Can't load VE on Beta cluster for any pages, showing error 500
Description
Details
Subject | Repo | Branch | Lines +/- | |
---|---|---|---|---|
Decrease beta cluster concurrency to 1. | mediawiki/services/change-propagation/deploy | master | +1 -0 |
Related Objects
Event Timeline
Seems like Parsoid in beta cluster always times out, because the MW API is not configured properly - both mwApiServer and defaultAPIProxyURI are empty, however I'm not sure that's indeed incorrect - parsoid in beta is configured quite differently from parsoid in production
The last Parsoid deploy to beta was Wed or Thursday of last week. Assuming this problem started recently it's probably not a code or configuration change on the Parsoid end...

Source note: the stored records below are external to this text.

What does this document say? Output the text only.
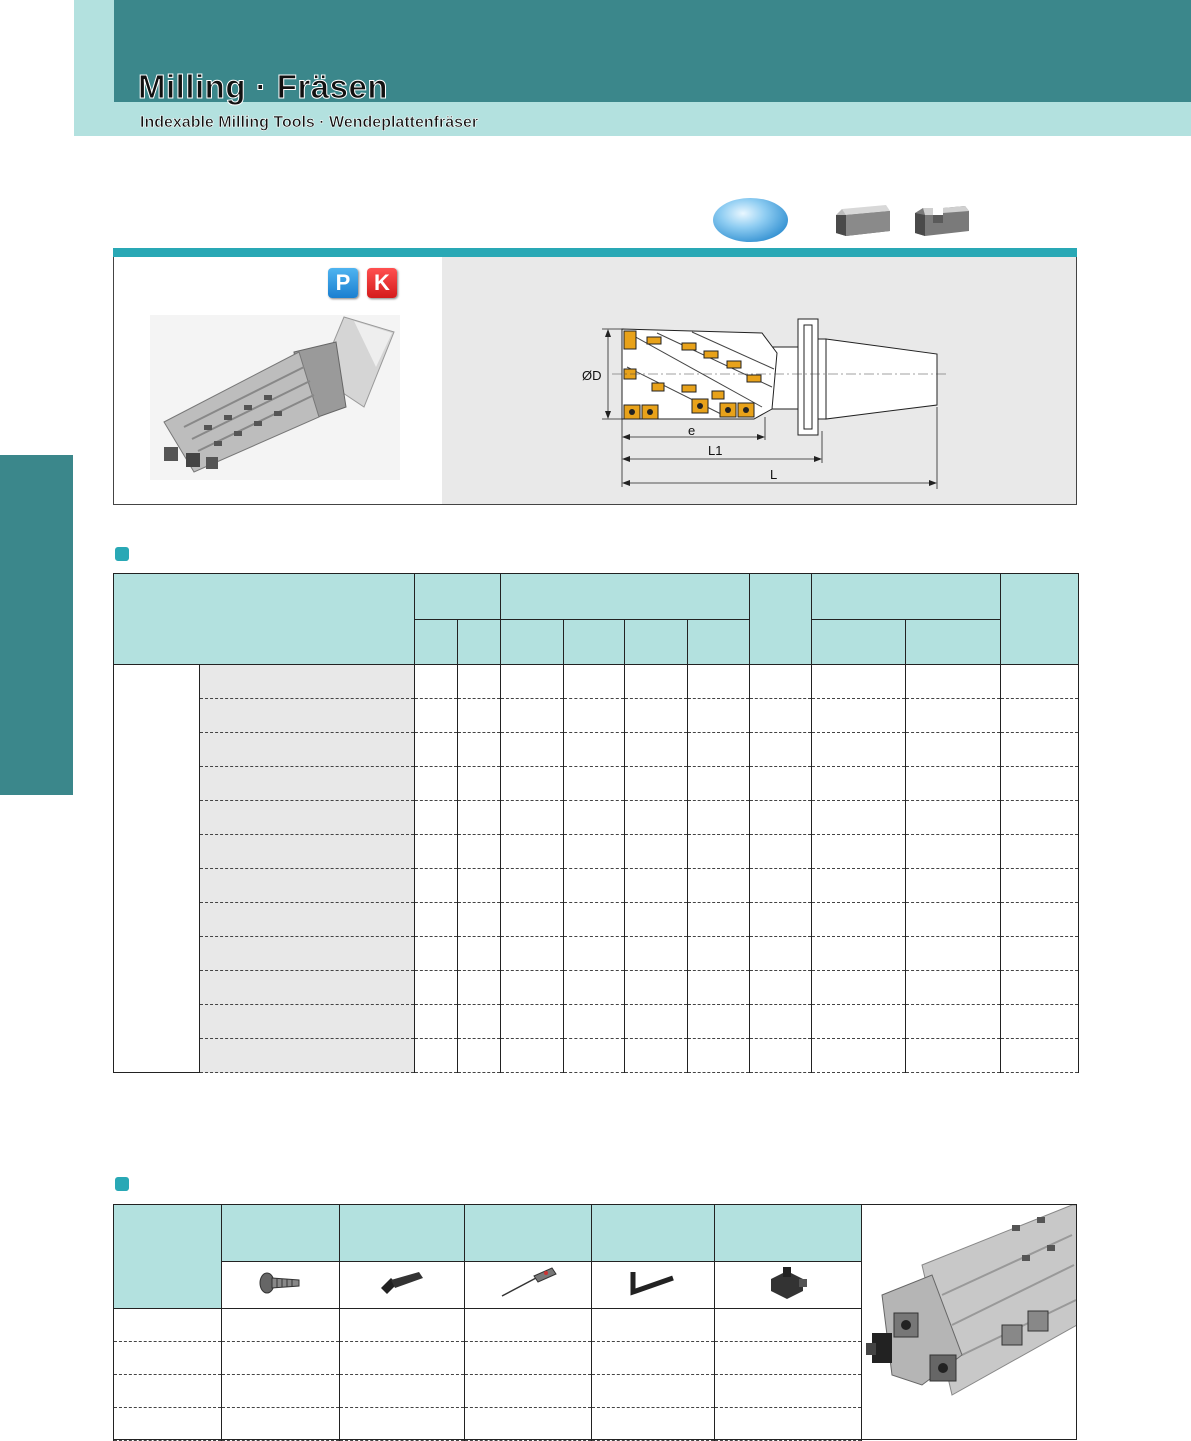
Milling · Fräsen
Indexable Milling Tools · Wendeplattenfräser
ØD
e
L1
L
P	K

The last Parsoid deploy to beta was Wed or Thursday of last week.
According to the logs, it was on Wednesday.
After restarting Parsoid in beta as an attempt to switch on trace logging it actually started to return the results for test pages,
As in T198421#4326131, I think this is a case where the workers are being overwhelmed. A 503 would indicate we're hitting maxConcurrentCalls
From https://github.com/wikimedia/parsoid/blob/master/lib/api/apiUtils.js#L179
The default is 5x the number of workers (3), which doesn't add up to much
https://github.com/wikimedia/parsoid/blob/master/lib/config/ParsoidConfig.js#L57
Looking at the request logs around the time this was filed, I see
{"name":"parsoid","hostname":"deployment-parsoid09","pid":24,"level":30,"logType":"info","wiki":"enwiki","title":"Template:Other_people5","oldId":51305,"reqId":"831c03bc-11db-4c1f-86cc-296ca3a0c95c","userAgent":"ChangePropagation/WMF","msg":"completed wt2html in 650ms","longMsg":"completed wt2html in 650ms","levelPath":"info","time":"2018-09-17T23:12:07.442Z","v":0}
and a lot of other reparses of templates.

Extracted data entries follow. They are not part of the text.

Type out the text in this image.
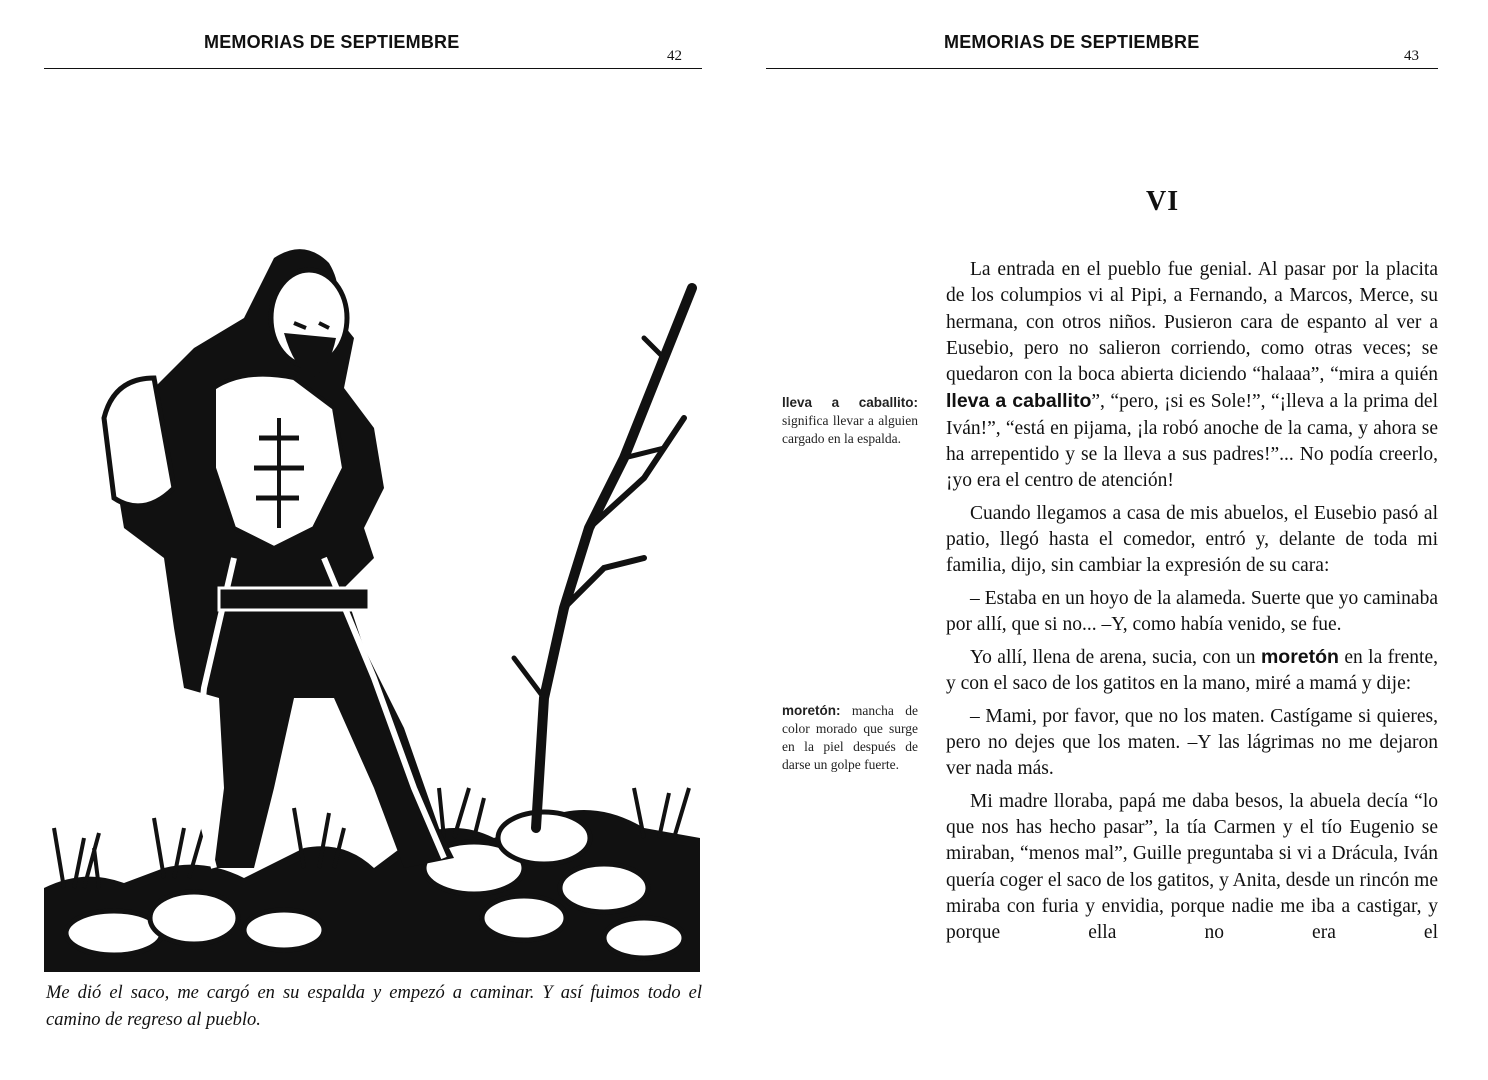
MEMORIAS DE SEPTIEMBRE
42
Me dió el saco, me cargó en su espalda y empezó a caminar. Y así fuimos todo el camino de regreso al pueblo.
MEMORIAS DE SEPTIEMBRE
43
VI
lleva a caballito: significa llevar a alguien cargado en la espalda.
moretón: mancha de color morado que surge en la piel después de darse un golpe fuerte.

La entrada en el pueblo fue genial. Al pasar por la placita de los columpios vi al Pipi, a Fernando, a Marcos, Merce, su hermana, con otros niños. Pusieron cara de espanto al ver a Eusebio, pero no salieron corriendo, como otras veces; se quedaron con la boca abierta diciendo “halaaa”, “mira a quién lleva a caballito”, “pero, ¡si es Sole!”, “¡lleva a la prima del Iván!”, “está en pijama, ¡la robó anoche de la cama, y ahora se ha arrepentido y se la lleva a sus padres!”... No podía creerlo, ¡yo era el centro de atención!

Cuando llegamos a casa de mis abuelos, el Eusebio pasó al patio, llegó hasta el comedor, entró y, delante de toda mi familia, dijo, sin cambiar la expresión de su cara:

– Estaba en un hoyo de la alameda. Suerte que yo caminaba por allí, que si no... –Y, como había venido, se fue.

Yo allí, llena de arena, sucia, con un moretón en la frente, y con el saco de los gatitos en la mano, miré a mamá y dije:

– Mami, por favor, que no los maten. Castígame si quieres, pero no dejes que los maten. –Y las lágrimas no me dejaron ver nada más.

Mi madre lloraba, papá me daba besos, la abuela decía “lo que nos has hecho pasar”, la tía Carmen y el tío Eugenio se miraban, “menos mal”, Guille preguntaba si vi a Drácula, Iván quería coger el saco de los gatitos, y Anita, desde un rincón me miraba con furia y envidia, porque nadie me iba a castigar, y porque ella no era el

There was this change to Template:Documentation, which probably set off ChangeProp
https://en.wikipedia.beta.wmflabs.org/w/index.php?title=Template%3ADocumentation&type=revision&diff=384325&oldid=350068
That flood has ended and Parsoid is responsive again.
Change 461181 had a related patch set uploaded (by Ppchelko; owner: Ppchelko):
[mediawiki/services/change-propagation/deploy@master] Decrease beta cluster concurrency to 1.
Change 461181 merged by Ppchelko:
[mediawiki/services/change-propagation/deploy@master] Decrease beta cluster concurrency to 1.
VE works properly in Beta now. After decreasing change-prop concurrency level I've made some edits to test templates I have there transcluded in a fair number of pages, and, as expected, actual re-renders got paced, and VE continued to work throughout the experiment.
I consider this done and resolving, please reopen if happens again.